David Alroy

Alroy is the title of novel about a Jewish false messiah ( of which there have been many), written by a young Benjamin Disraeli who was Prime Minister of Britain during Queen Victoria’s reign. It illustrates that despite Disraeli’s having been forced by his father into Christianity in a fit of pique, he still had very powerful Jewish roots that only on rare occasions became evident. In fact, there was a real-life Alroy, and there is a street in Jerusalem named after him, where I and my family spent a year when I was on sabbatical. 

This past Shabbat in the Torah reading, Hagar flees her mistress Sara and ends up at a well called El Roi ( Genesis 16:13). Which in the context means “God who sees me for who I really am” and might well be how and why Disraeli saw himself, partly, in his character. 

Alroy was born  Menachem ben Shlomo in 1160 CE , in the town Amadia, in Kurdistan, and claimed he was descended from the “Ten Lost Tribes.” He studied Torah and Talmud in the Jewish academies of Baghdad and was also well-versed in Muslim literature and known as a faith healer and a mystic.

The caliphate, then, was in a chaotic state. The Crusades had caused unrest and a weakening of the authority of the sultans of Asia Minor and Persia. Competing chieftains setting up small independent states in constant competition. 

We don’t know why he chose to name himself David Alroy. Was it because Crusaders called him “The King” ? Or the Biblical reference combined with the Jewish hope for King David to return as the Jewish “messiah”.  But Alroy emerged to lead led an uprising against Seljuk Sultan and called on the Jewish community to follow him to Jerusalem. There he would be their king and free the Jews from the hands of the Muslims.  A  repeated dream of the diaspora. Alroy recruited supporters in the mountains of Chaftan between Iraq and Turkey today, and sent letters to MosulBaghdad, and other towns, proclaiming his divine mission. Alroy soon found himself with a large following ad soon had a private army.

Our main source was Benjamin of Tudela ( 1130-1173). A Jewish Spanish traveler and diarist. He visited and recorded Jewish life in communities across Europe, Asia, and Africa in the twelfth century. He tells the story that Alroy’s revolt was initially so successful that he challenged the authority the Seljuk Sultan. But he was eventually defeated, captured and imprisoned. But while the Sultan and his council were considering Alroy’s rebellion, so the story goes, he suddenly miraculously, appeared in front of them, to prove his divinity. The Sultan ordered Alroy’s rearrest. But once again, using magic, Alroy escaped once more. The Sultan threatened to put all the Jews to death if Alroy did not surrender. The Jewish authorities in Baghdad pressed Alroy to abandon his messianic aspirations. The governor of Amadia, bribed his father-in-law to assassinate him, ( Jew against Jew once again) and the revolt was ended. For many years afterward, a sect of Menachemites, continued to revere the memory of Alroy.
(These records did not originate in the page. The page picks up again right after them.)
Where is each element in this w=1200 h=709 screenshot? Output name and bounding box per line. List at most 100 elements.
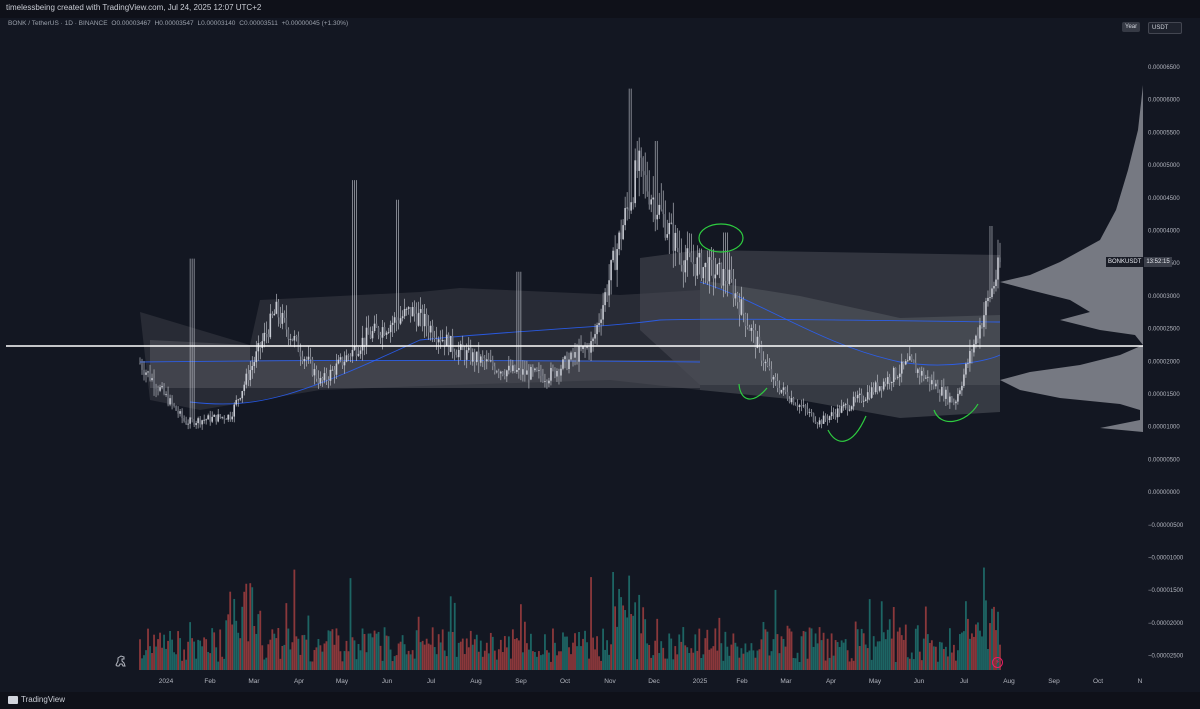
- volume-bar: [977, 622, 979, 670]
- candle-body: [955, 401, 957, 404]
- candle-body: [293, 336, 296, 341]
- volume-bar: [582, 638, 584, 670]
- volume-bar: [469, 630, 472, 670]
- candle-body: [959, 390, 961, 394]
- volume-bar: [173, 652, 175, 670]
- candle-body: [722, 269, 725, 286]
- volume-bar: [614, 606, 617, 670]
- symbol-name[interactable]: BONK / TetherUS · 1D · BINANCE: [8, 20, 108, 27]
- price-tick-label: −0.00000500: [1148, 523, 1184, 529]
- scale-button[interactable]: Year: [1122, 22, 1141, 32]
- volume-bar: [237, 632, 240, 670]
- candle-body: [778, 387, 781, 393]
- time-axis[interactable]: 2024 Feb Mar Apr May Jun Jul Aug Sep Oct Nov Dec 202…: [159, 678, 1143, 685]
- candle-body: [993, 286, 995, 289]
- candle-body: [317, 378, 320, 384]
- candle-body: [500, 371, 502, 374]
- volume-bar: [846, 650, 849, 670]
- time-tick-label: May: [869, 678, 882, 685]
- candle-body: [975, 335, 977, 345]
- candle-body: [381, 327, 384, 338]
- volume-bar: [626, 617, 629, 670]
- candle-body: [566, 356, 568, 370]
- candle-body: [371, 331, 374, 339]
- volume-bar: [558, 651, 560, 670]
- candle-body: [502, 371, 504, 375]
- volume-bar: [906, 657, 909, 670]
- time-tick-label: Apr: [826, 678, 837, 685]
- candle-body: [917, 369, 919, 373]
- volume-bar: [351, 637, 354, 670]
- candle-body: [724, 269, 727, 281]
- candle-body: [894, 367, 897, 378]
- volume-bar: [764, 629, 767, 670]
- volume-bar: [409, 654, 412, 670]
- candle-body: [945, 389, 947, 399]
- volume-bar: [279, 658, 282, 670]
- volume-bar: [848, 661, 851, 670]
- price-axis[interactable]: 0.00006500 0.00006000 0.00005500 0.00005000…: [1148, 65, 1184, 660]
- candle-body: [169, 398, 171, 405]
- candle-body: [772, 376, 775, 380]
- candle-body: [139, 363, 141, 365]
- volume-bar: [860, 628, 863, 670]
- candle-body: [939, 392, 941, 396]
- volume-bar: [556, 655, 558, 670]
- tradingview-logo[interactable]: TradingView: [8, 695, 65, 704]
- candle-body: [435, 339, 438, 343]
- volume-bar: [866, 648, 869, 670]
- candle-body: [496, 371, 498, 373]
- volume-bar: [578, 631, 580, 670]
- target-icon[interactable]: ⚡: [992, 657, 1003, 668]
- volume-bar: [205, 639, 208, 670]
- volume-bar: [417, 616, 420, 670]
- volume-bar: [269, 639, 272, 670]
- volume-bar: [858, 646, 861, 670]
- volume-bar: [983, 567, 985, 670]
- time-tick-label: 2024: [159, 678, 174, 685]
- hand-drawn-annotations[interactable]: [698, 223, 979, 442]
- volume-bar: [247, 641, 250, 670]
- candle-body: [728, 269, 731, 285]
- candle-body: [796, 405, 799, 407]
- currency-selector[interactable]: USDT: [1148, 22, 1182, 34]
- dinosaur-icon[interactable]: [113, 652, 129, 668]
- candle-body: [161, 386, 163, 388]
- time-tick-label: Sep: [1048, 678, 1060, 685]
- candle-body: [255, 351, 258, 363]
- candle-body: [221, 416, 223, 418]
- volume-bar: [251, 587, 254, 670]
- candle-body: [249, 370, 252, 381]
- volume-bar: [415, 630, 418, 670]
- volume-bar: [636, 659, 639, 670]
- candle-body: [584, 346, 586, 348]
- volume-bar: [894, 661, 897, 670]
- volume-bar: [965, 601, 967, 670]
- time-tick-label: Mar: [248, 678, 260, 685]
- volume-bar: [343, 651, 346, 670]
- volume-bar: [850, 658, 853, 670]
- volume-bar: [379, 645, 382, 670]
- volume-bar: [519, 604, 522, 670]
- candle-body: [957, 393, 959, 402]
- volume-profile: [1000, 85, 1143, 432]
- candle-body: [492, 360, 494, 367]
- volume-bar: [411, 650, 414, 670]
- candle-body: [770, 369, 773, 380]
- volume-bar: [834, 640, 837, 670]
- volume-bar: [574, 633, 576, 670]
- candle-body: [339, 357, 342, 360]
- volume-bar: [285, 603, 288, 670]
- candle-body: [933, 380, 935, 387]
- candle-body: [963, 374, 965, 386]
- candle-body: [666, 234, 669, 238]
- volume-bar: [660, 641, 663, 670]
- candle-body: [981, 325, 983, 328]
- candle-body: [874, 382, 877, 393]
- volume-bar: [896, 631, 899, 670]
- volume-bar: [634, 602, 637, 670]
- candle-body: [654, 197, 656, 220]
- volume-bar: [734, 642, 737, 670]
- candle-body: [632, 202, 634, 204]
Disraeli’s novel  was originally published in 1833 and revised several times. Its significance lies in its being one of two of his novels with Jewish themes. The other was  Tancred; or, The New Crusade (1847). The English historian Cecil Roth described Alroy as the earliest Jewish historical novel and others as the earliest literary Zionist work. In, Alroy, the Jewish hero states: “You ask me what I wish: my answer is, a national existence, which we have not. You ask me what I wish: my answer is, the Land of Promise. You ask me what I wish: my answer is, Jerusalem. You ask me what I wish: my answer is, the Temple, all we forfeited, all we have yearned after, all for which we have fought, our beauteous country, our holy creed, our simple manners, and our ancient customs.” They should post that quote in parliament today.

Alroy was reasonably profitable. Nevertheless, reviews of the novel were mainly damning. His  biographer  writes, “Most modern critics would attribute no value whatever to Alroy which is written in a deplorable sort of poetry-prose and is perhaps the most unreadable of his romances”. It is not a book I would recommend anyone to read unless they have nothing better to do. But it is an interesting footnote on Anglo-Jewish literature and a revealing insight into Disraeli’s personality. And yet another example of how the idea of a Messiah has been such a universal myth for people of all faiths.

Why did Disraeli choose Alroy as his subject? Was it his knowledge of the Jewish Bible or Benjamin of Tudela’s diaries? The question remains blowing in the wind. British Anti-Semites (of whom there were and are any)  never forgave Disraeli’s Jewishness and constantly identified him as a Jew in spite of his conversion to Anglicanism. In response to a vicious anti-Semitic comment made in the British parliament, Disraeli famously retorted: “Yes, I am a Jew, and when the ancestors of the Right Honourable Gentleman were brutal savages in an unknown island, mine were priests in the Temple of Solomon.”